Much of the same can be said of Florida Statutes, Section 768.0415.
Section 768.0415 is a little known provision by which a child's right to parental consortium is established. Under Section 768.0415, "[a] person who, through negligence, causes significant permanent injury to the natural or adoptive parent of an unmarried dependent resulting in a permanent total disability [is] liable to the dependent for damages, including damages for permanent loss of services, comfort, companionship, and society." [FN1]
Many practitioners are unaware of this statute and its history. The legislature enacted Section 768.0415 after the Florida Supreme Court declined to create the right to parental consortium in Zorzos v. Rosen, 467 So. 2d 305 (Fla. 1985). In Zorzos, the Supreme Court was asked to decide whether Florida should recognize a cause of action for parental consortium when a parent is injured by the negligence of a third party. [FN2] The court responded somewhat ambivalently. It acknowledged that such a cause had been rejected previously by Florida's lower courts. [FN3] It then acknowledged that it could recognize the cause of action even though the legislature had not done so previously. In the end, the Florida Supreme Court decided that "it is wiser to leave it to the legislative branch[.]" [FN4]

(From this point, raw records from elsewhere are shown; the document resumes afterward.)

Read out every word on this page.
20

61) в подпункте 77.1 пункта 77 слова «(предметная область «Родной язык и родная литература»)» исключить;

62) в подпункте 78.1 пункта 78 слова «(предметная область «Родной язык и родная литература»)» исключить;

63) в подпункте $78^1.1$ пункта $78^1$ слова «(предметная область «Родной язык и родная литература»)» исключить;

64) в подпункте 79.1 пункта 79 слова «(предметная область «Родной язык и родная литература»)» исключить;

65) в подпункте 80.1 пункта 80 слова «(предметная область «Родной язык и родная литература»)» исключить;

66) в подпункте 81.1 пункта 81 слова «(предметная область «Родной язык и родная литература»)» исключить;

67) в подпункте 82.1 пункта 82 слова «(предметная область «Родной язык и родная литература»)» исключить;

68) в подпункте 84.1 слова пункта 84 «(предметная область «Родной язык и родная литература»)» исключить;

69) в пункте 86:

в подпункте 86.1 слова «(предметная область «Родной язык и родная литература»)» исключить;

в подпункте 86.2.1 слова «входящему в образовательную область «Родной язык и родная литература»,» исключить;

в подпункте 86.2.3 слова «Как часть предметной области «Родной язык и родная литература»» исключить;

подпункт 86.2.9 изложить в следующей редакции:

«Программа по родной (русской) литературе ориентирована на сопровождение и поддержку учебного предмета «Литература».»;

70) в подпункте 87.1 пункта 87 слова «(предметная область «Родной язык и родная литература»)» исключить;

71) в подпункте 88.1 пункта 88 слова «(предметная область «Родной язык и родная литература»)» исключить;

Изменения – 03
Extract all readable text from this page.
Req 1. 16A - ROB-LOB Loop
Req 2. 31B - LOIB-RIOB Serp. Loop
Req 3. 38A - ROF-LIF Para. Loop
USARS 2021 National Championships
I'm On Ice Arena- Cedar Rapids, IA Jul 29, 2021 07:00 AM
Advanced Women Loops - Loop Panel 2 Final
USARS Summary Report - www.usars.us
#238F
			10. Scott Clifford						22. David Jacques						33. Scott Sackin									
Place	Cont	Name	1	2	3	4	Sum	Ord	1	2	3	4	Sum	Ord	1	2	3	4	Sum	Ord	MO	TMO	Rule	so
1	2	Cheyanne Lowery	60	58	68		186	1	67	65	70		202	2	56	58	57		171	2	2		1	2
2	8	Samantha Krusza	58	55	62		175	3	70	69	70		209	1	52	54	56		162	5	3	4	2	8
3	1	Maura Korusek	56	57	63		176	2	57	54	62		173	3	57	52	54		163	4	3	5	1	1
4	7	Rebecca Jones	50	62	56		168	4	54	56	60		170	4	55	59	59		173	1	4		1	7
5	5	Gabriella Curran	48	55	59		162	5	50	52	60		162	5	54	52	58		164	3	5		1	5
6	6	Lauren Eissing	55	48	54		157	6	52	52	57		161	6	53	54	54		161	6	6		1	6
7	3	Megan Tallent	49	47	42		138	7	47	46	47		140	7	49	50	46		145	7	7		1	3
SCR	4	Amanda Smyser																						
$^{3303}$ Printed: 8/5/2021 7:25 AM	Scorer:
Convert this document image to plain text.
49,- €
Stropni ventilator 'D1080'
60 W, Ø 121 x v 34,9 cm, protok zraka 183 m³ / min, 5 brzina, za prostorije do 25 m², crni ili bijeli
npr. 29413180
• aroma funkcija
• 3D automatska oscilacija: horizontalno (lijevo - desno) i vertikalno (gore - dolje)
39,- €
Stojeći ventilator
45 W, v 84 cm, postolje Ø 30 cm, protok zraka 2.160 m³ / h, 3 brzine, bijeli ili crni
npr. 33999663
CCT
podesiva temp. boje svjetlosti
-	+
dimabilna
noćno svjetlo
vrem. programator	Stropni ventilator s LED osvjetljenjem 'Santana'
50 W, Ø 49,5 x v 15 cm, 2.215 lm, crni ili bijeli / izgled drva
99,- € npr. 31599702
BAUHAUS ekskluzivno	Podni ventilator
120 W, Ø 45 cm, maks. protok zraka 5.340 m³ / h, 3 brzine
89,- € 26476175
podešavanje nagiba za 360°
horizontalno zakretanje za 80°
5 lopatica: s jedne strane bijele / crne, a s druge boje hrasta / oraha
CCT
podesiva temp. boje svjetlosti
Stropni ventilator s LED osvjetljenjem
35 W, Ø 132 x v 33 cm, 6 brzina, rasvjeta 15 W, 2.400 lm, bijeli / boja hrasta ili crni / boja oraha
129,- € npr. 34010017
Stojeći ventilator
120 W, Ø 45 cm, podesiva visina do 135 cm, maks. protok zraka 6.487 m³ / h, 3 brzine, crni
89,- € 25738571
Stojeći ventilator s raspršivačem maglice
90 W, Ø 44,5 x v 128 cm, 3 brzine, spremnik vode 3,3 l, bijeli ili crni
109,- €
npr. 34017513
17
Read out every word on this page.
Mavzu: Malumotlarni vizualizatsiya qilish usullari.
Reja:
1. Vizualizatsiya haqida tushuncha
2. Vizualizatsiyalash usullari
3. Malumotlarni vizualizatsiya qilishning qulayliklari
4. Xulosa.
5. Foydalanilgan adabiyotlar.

In 1988, the Florida Legislature noted the Supreme Court's ambivalence in Zorzos and enacted Section 768.0415. [FN5] However, very few cases brought on behalf of an injured parent currently include the derivative claims of the parent's children. [FN6] Even fewer cases involving Section 768.0415 have been reported by Florida's courts. In fact, a search of the reporters produces only six cases even citing the statute. [FN7]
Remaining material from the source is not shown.